М. Ш.: Когда смотришь на них, понимаешь, что это громадная работа режиссёра. Это настоящее мощное массовое искусство. Как все парады Сталина, так и парады спортсменов во времена нацистов в Германии. Дух захватывает! Были такие режиссёры, которые умели показать красоту человеческого тела, как Лени Рифеншталь, например. Или возьмём стадион в Риме, построенный при Бенито Муссолини. Это мощнейший китч, который достигает уровня высокого искусства – все эти скульптуры.
Д. Ж.: Читаю, что Вы заявили в недавнем интервью: «То, что делается сегодня с Петербургом — это преступление, недаром Даниил Гранин сказал, что фашисты столько бед не нанесли Петербургу, сколько нанесли новые русские».
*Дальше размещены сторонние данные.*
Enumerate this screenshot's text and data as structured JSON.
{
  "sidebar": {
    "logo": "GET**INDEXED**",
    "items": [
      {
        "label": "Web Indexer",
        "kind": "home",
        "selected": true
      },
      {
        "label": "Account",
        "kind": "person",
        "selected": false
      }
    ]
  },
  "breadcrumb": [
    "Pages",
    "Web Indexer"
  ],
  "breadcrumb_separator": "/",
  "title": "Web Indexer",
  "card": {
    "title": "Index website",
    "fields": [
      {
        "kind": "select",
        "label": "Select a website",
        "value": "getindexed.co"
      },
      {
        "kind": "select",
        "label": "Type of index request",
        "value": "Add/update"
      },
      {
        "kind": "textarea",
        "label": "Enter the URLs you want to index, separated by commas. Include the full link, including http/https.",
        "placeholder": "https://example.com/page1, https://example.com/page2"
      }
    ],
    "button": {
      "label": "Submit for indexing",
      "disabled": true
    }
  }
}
М. Ш.: «Петербургу быть пусту!» — это пророчество начинает сбываться! Невский проспект загажен, Фонтанка загажена. То, что выросло на углу Невского проспекта и улицы Восстания — это преступление против Петербурга. Меня спрашивают: «А что вы можете? Что вы хотите?» А я отвечаю: «Всё, я сложил оружие». Меня спрашивали об этой новой башне в Лахте. Я говорю: бесполезно. Я понял это. Лично я – складываю оружие. Невозможно бороться с этими людьми, если их можно назвать людьми. С этим Иваном Непомнящим, который облечён властью, законом, деньгами немереными и окружён жополизами, которые любой х…не будут рукоплескать.
Как можно бороться с этим? Когда я поднял свой голос против первой башни на Охте, то на следующее утро позвонили моему директору (я был в Москве) и сказали, что решили перевести систему аренды площади «Фонда Шемякина» в коммерческую плоскость. Чтобы я платил 160 тысяч долларов в год. Можно подумать, что мы здесь торгуем, получаем деньги. Если там торгуют открытками, то вся выручка идёт на поддержку Фонда, на оплату электричества. Мы работаем бесплатно. Вот таким образом сразу идёт атака. Они просто не знали, что это помещение мне подарил Путин. Когда узнали, стали извиняться и кричать, что они ошиблись. Если вы ещё начинаете что-то говорить в защиту Петербурга, вас могут избить, как Александра Марголиса: он попал в больницу с сотрясением мозга после того, как вышел на демонстрацию против сноса Преображенских казарм. Я поехал с документами из Петербурга к Путину. Мы встретились в 2 часа ночи у него на даче, я передал часть документов и сказал: «Вы знаете, Владимир Владимирович, здесь творится такое безобразие — снос Преображенских казарм. А вы же — поклонник Петра I». Он ответил: «Это не моё дело. Я не имею права вмешиваться. Я же президент, а руководит всем губернатор города. Я не могу ничего поделать, Миша».
Д. Ж.: Мне представляется, что это было сказано не совсем искренне…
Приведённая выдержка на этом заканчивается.